A2 - Clustering

Description

  • In this assignment, you shall implement clustering on the blogs dataset containing 99 blogs.
  • You can use any programming language you like.
  • You can work alone or in a group of two students.
  • You shall present your application and code at an oral examination.

Submission instructions

See the Deadlines and Submissions page.

Requirements

GradeRequirements
E
  • Implement K-means Clustering with Pearson similarity.
  • Run the algorithm on the blog data dataset (see Datasets page) with five clusters.
  • The iteration shall stop after a specified number of iterations.
  • Present the result as a list of clusters and their assignments.
  • Implement the system using a REST web service where:
    1. client sends a request to a server.
    2. the server responds with json data.
    3. the json data is decoded and presented in a client GUI.
C-D
  • Instead of stopping after a specified number of iterations, you shall implement functionality for stopping when no new assignments are made.
  • Each cluster must keep track of the previous assignment, and a check is made if the new cluster assignment matches the previous one.
A-B
  • Implement Hierarchical Clustering with Pearson similarity.
  • Run the algorithm on the blog data dataset.
  • Present the result as an interactive tree in the client GUI (it shall be possible to expand/collapse branches).

Test cases

K-means

K-means is not deterministic (the results differ between runs), but you usually find related blogs such as the Google and search engine blogs in one cluster as shown here:

resources/A2-Kmeans.png

Note that you can make some performance improvements to speed up the cluster generation.

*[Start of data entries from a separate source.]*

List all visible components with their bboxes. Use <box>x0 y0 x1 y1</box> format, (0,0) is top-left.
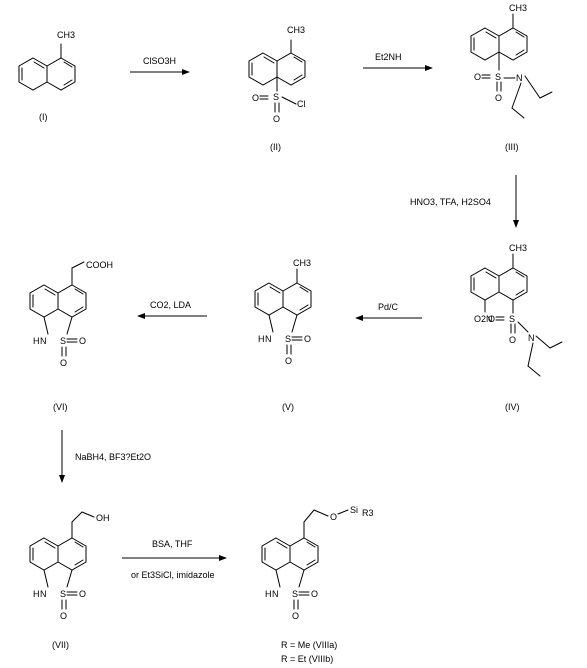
methyl-label: CH3 <box>293 258 311 268</box>
oxygen-label: O <box>474 72 481 82</box>
compound-III-structure: S O O N <box>470 13 553 119</box>
nitro-label: O2N <box>474 314 493 324</box>
nitrogen-label: N <box>528 333 535 343</box>
r-definition-a: R = Me (VIIIa) <box>281 640 337 650</box>
nitrogen-label: N <box>265 334 272 344</box>
oxygen-label: O <box>495 93 502 103</box>
nitrogen-label: N <box>40 336 47 346</box>
compound-VII: OH N H S O O (VII) <box>29 511 110 650</box>
r3-label: R3 <box>362 508 374 518</box>
compound-III: S O O N (III) <box>470 13 553 152</box>
compound-II-structure: S Cl O O <box>248 39 306 124</box>
hydrogen-label: H <box>33 336 40 346</box>
reagent-step6: NaBH4, BF3?Et2O <box>75 452 151 462</box>
compound-id-VII: (VII) <box>52 640 69 650</box>
oxygen-label: O <box>304 334 311 344</box>
oxygen-label: O <box>285 356 292 366</box>
carboxylic-acid-label: COOH <box>86 260 113 270</box>
hydrogen-label: H <box>265 589 272 599</box>
compound-I-structure: CH3 <box>18 30 76 91</box>
arrow-step4: Pd/C <box>355 302 422 321</box>
hydroxyl-label: OH <box>96 513 110 523</box>
sulfur-label: S <box>495 72 501 82</box>
arrow-step3: HNO3, TFA, H2SO4 <box>410 175 519 228</box>
compound-V-structure: N H S O O <box>254 268 312 366</box>
sulfur-label: S <box>60 589 66 599</box>
compound-VI-structure: COOH N H S O O <box>29 260 113 368</box>
compound-id-I: (I) <box>39 112 48 122</box>
oxygen-label: O <box>509 335 516 345</box>
compound-IV: O2N S O O N (IV) <box>470 253 563 412</box>
hydrogen-label: H <box>258 334 265 344</box>
compound-VIII-structure: O Si R3 N H S O O <box>261 505 374 621</box>
arrow-step1: ClSO3H <box>130 56 190 75</box>
ether-oxygen-label: O <box>330 512 337 522</box>
oxygen-label: O <box>292 611 299 621</box>
compound-V: N H S O O (V) <box>254 268 312 412</box>
compound-II: S Cl O O (II) <box>248 39 306 152</box>
oxygen-label: O <box>60 358 67 368</box>
methyl-label: CH3 <box>509 243 527 253</box>
sulfur-label: S <box>509 314 515 324</box>
nitrogen-label: N <box>272 589 279 599</box>
oxygen-label: O <box>79 336 86 346</box>
sulfur-label: S <box>60 336 66 346</box>
compound-I: CH3 (I) <box>18 30 76 122</box>
nitrogen-label: N <box>516 73 523 83</box>
sulfur-label: S <box>285 334 291 344</box>
oxygen-label: O <box>252 93 259 103</box>
compound-id-II: (II) <box>270 142 281 152</box>
oxygen-label: O <box>273 114 280 124</box>
oxygen-label: O <box>79 589 86 599</box>
methyl-label: CH3 <box>509 3 527 13</box>
compound-id-III: (III) <box>505 142 519 152</box>
compound-IV-structure: O2N S O O N <box>470 253 563 377</box>
chlorine-label: Cl <box>297 99 306 109</box>
reagent-step5: CO2, LDA <box>150 300 191 310</box>
compound-VIII: O Si R3 N H S O O R = Me (VIIIa) R = Et … <box>261 505 374 664</box>
methyl-label: CH3 <box>57 30 75 40</box>
oxygen-label: O <box>311 589 318 599</box>
reagent-step3: HNO3, TFA, H2SO4 <box>410 197 491 207</box>
methyl-label: CH3 <box>287 25 305 35</box>
arrow-step5: CO2, LDA <box>137 300 207 319</box>
r-definition-b: R = Et (VIIIb) <box>281 654 333 664</box>
sulfur-label: S <box>292 589 298 599</box>
arrow-step2: Et2NH <box>363 52 433 71</box>
arrow-step6: NaBH4, BF3?Et2O <box>59 430 151 483</box>
compound-VII-structure: OH N H S O O <box>29 511 110 621</box>
reagent-step4: Pd/C <box>378 302 399 312</box>
oxygen-label: O <box>60 611 67 621</box>
compound-id-V: (V) <box>282 402 294 412</box>
sulfur-label: S <box>273 92 279 102</box>
compound-id-VI: (VI) <box>53 402 68 412</box>
silicon-label: Si <box>350 505 358 515</box>
oxygen-label: O <box>488 314 495 324</box>
compound-id-IV: (IV) <box>505 402 520 412</box>
reagent-step7-a: BSA, THF <box>152 539 193 549</box>
reagent-step1: ClSO3H <box>143 56 176 66</box>
reagent-step7-b: or Et3SiCl, imidazole <box>131 570 215 580</box>
hydrogen-label: H <box>33 589 40 599</box>
compound-VI: COOH N H S O O (VI) <box>29 260 113 412</box>
nitrogen-label: N <box>40 589 47 599</box>
reagent-step2: Et2NH <box>375 52 402 62</box>
arrow-step7: BSA, THF or Et3SiCl, imidazole <box>122 539 227 580</box>
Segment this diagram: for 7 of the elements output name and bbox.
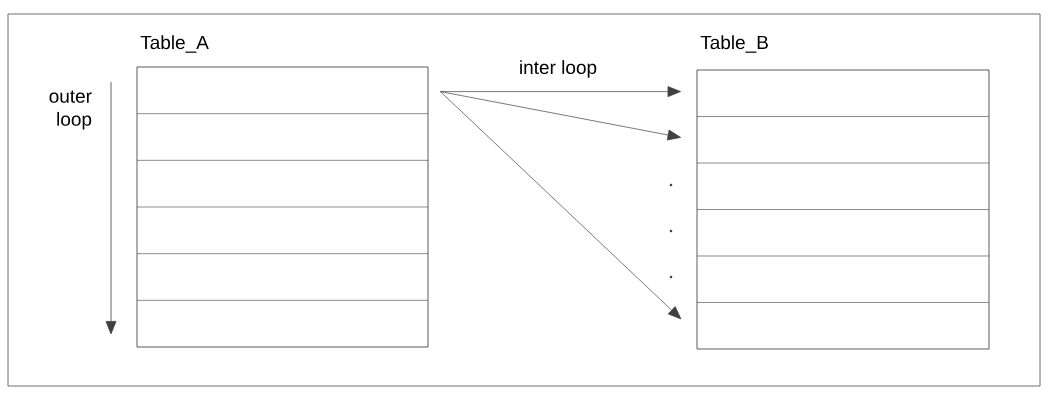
table-title: Table_B <box>700 35 768 53</box>
arrow <box>440 86 681 97</box>
loop-label: outer loop <box>49 90 92 130</box>
edge-label: inter loop <box>517 59 599 79</box>
arrow <box>440 91 681 141</box>
table-title: Table_A <box>140 35 209 53</box>
arrow <box>440 91 682 320</box>
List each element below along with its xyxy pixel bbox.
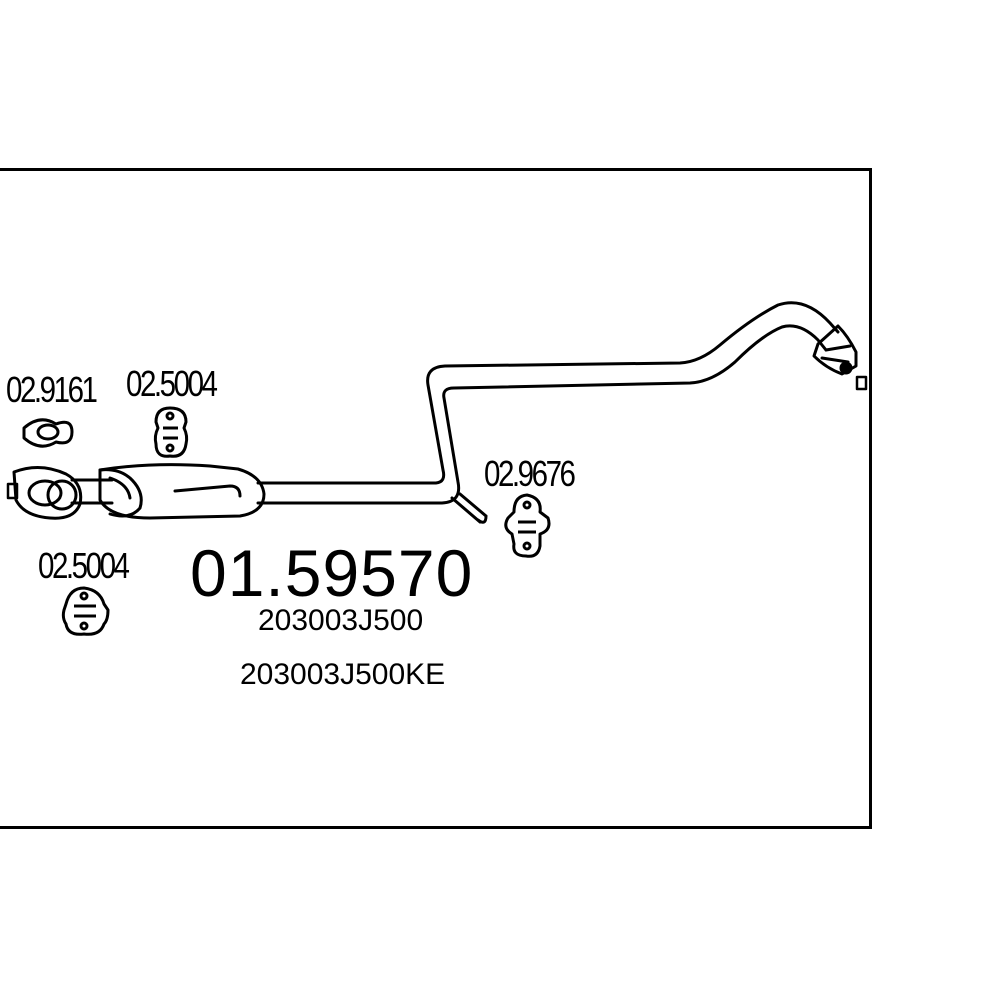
front-flange-icon bbox=[12, 466, 83, 520]
accessory-code-mount-bottom: 02.5004 bbox=[38, 545, 130, 586]
oem-number-2: 203003J500KE bbox=[240, 658, 446, 691]
flange-gasket-icon bbox=[22, 418, 74, 448]
exhaust-pipe-inner bbox=[256, 324, 828, 505]
main-part-number: 01.59570 bbox=[190, 536, 474, 610]
rubber-mount-icon bbox=[153, 406, 189, 458]
oem-number-1: 203003J500 bbox=[258, 604, 424, 637]
exhaust-pipe-icon bbox=[256, 301, 840, 485]
tailpipe-end-icon bbox=[812, 324, 858, 376]
rubber-hanger-icon bbox=[504, 493, 551, 558]
accessory-code-mount-top: 02.5004 bbox=[126, 363, 218, 404]
pipe-hanger-bracket-icon bbox=[450, 492, 488, 524]
diagram-frame bbox=[0, 168, 872, 829]
rubber-mount-icon bbox=[61, 586, 110, 636]
accessory-code-hanger: 02.9676 bbox=[484, 453, 576, 494]
accessory-code-gasket: 02.9161 bbox=[6, 369, 98, 410]
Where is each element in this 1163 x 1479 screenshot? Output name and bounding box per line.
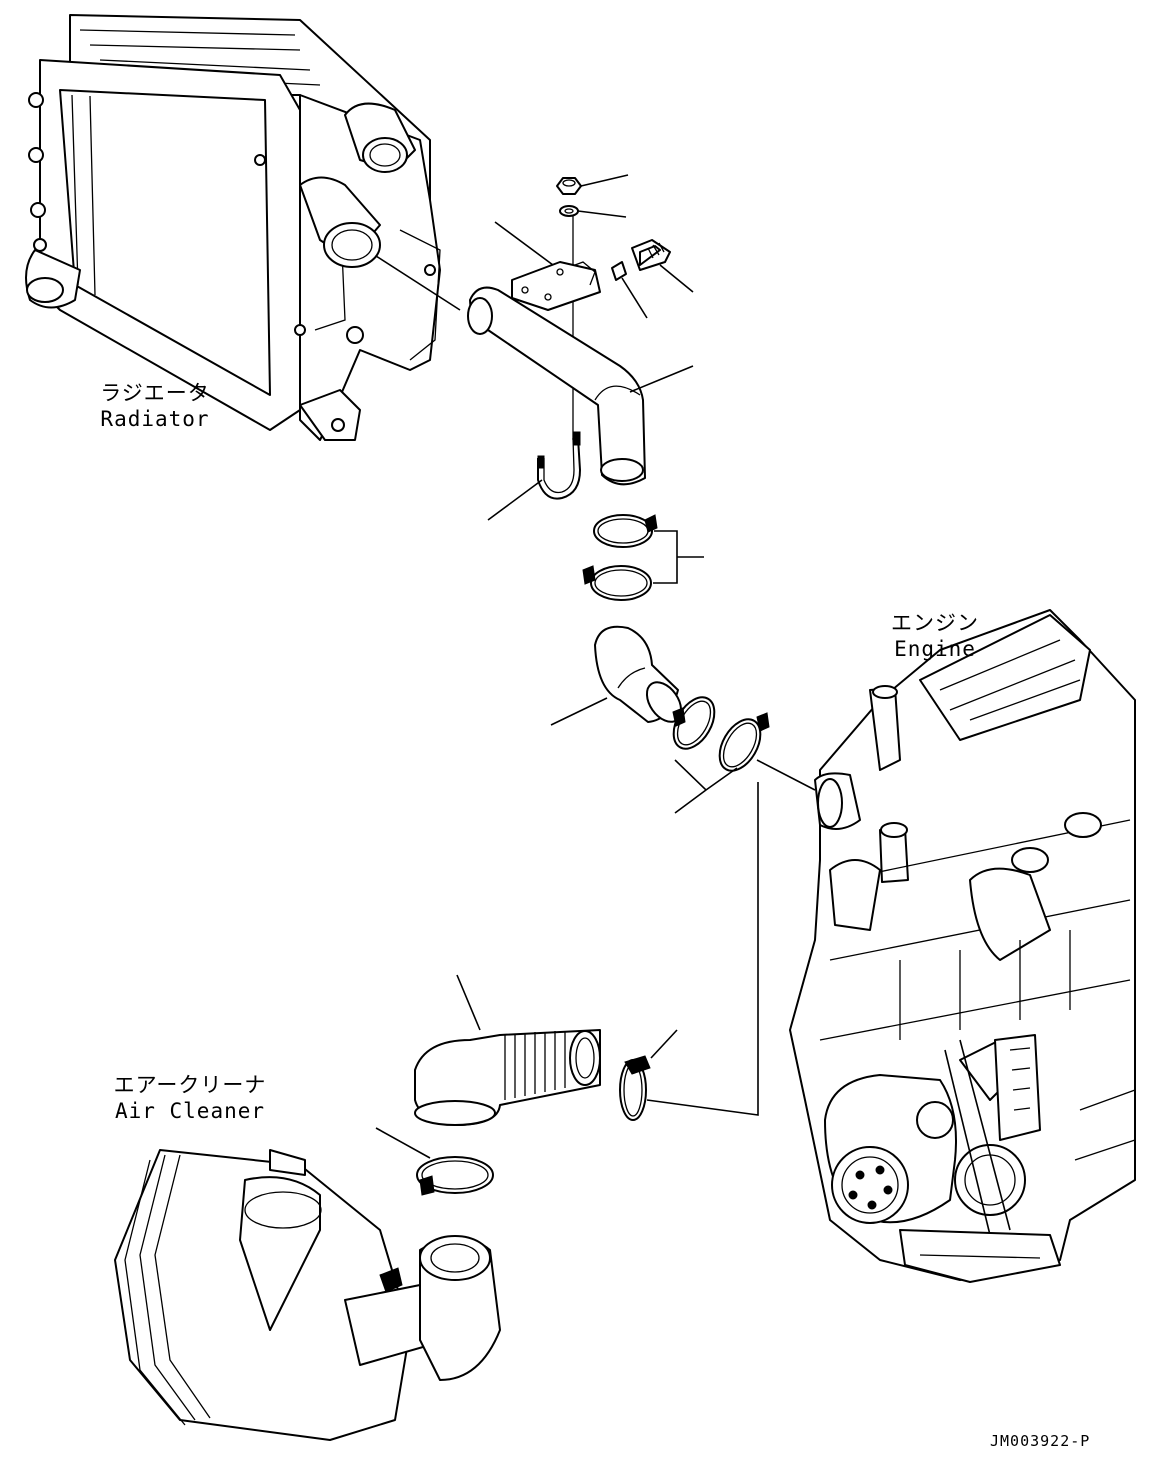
- air-cleaner-label-jp: エアークリーナ: [113, 1073, 267, 1097]
- air-cleaner-label: エアークリーナ Air Cleaner: [105, 1072, 275, 1124]
- drawing-code: JM003922-P: [990, 1432, 1091, 1450]
- air-cleaner-assembly: [115, 1030, 650, 1440]
- engine-label-jp: エンジン: [891, 611, 979, 635]
- radiator-label-en: Radiator: [100, 407, 210, 431]
- engine-label-en: Engine: [894, 637, 976, 661]
- radiator-assembly: [26, 15, 440, 440]
- leader-lines: [376, 175, 815, 1158]
- engine-assembly: [790, 610, 1135, 1282]
- radiator-label: ラジエータ Radiator: [90, 380, 220, 432]
- engine-label: エンジン Engine: [880, 610, 990, 662]
- air-cleaner-label-en: Air Cleaner: [114, 1099, 266, 1123]
- intake-pipe-assembly: [468, 178, 769, 778]
- radiator-label-jp: ラジエータ: [100, 381, 210, 405]
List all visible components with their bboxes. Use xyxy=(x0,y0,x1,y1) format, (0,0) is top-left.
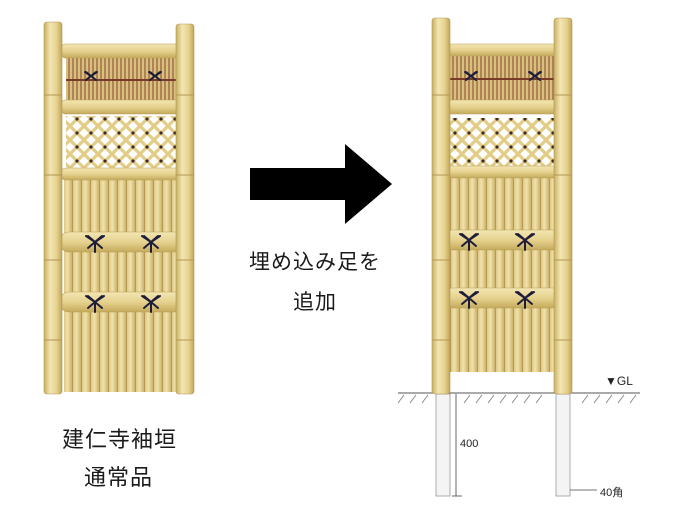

In comparison, my implementation in Python takes around 3 seconds to generate the clusters and build a JSON response.

Hierarchical

Hierarchical clustering always gives the same result. The tree is too large to show here, but if you get the branch shown below, it most likely works correctly:

resources/A2-Hierarchical.png

Note that there are many performance improvements you can make to speed up tree generation. As a comparison, my implementation in Python takes around 10 seconds to generate the tree and build a JSON response.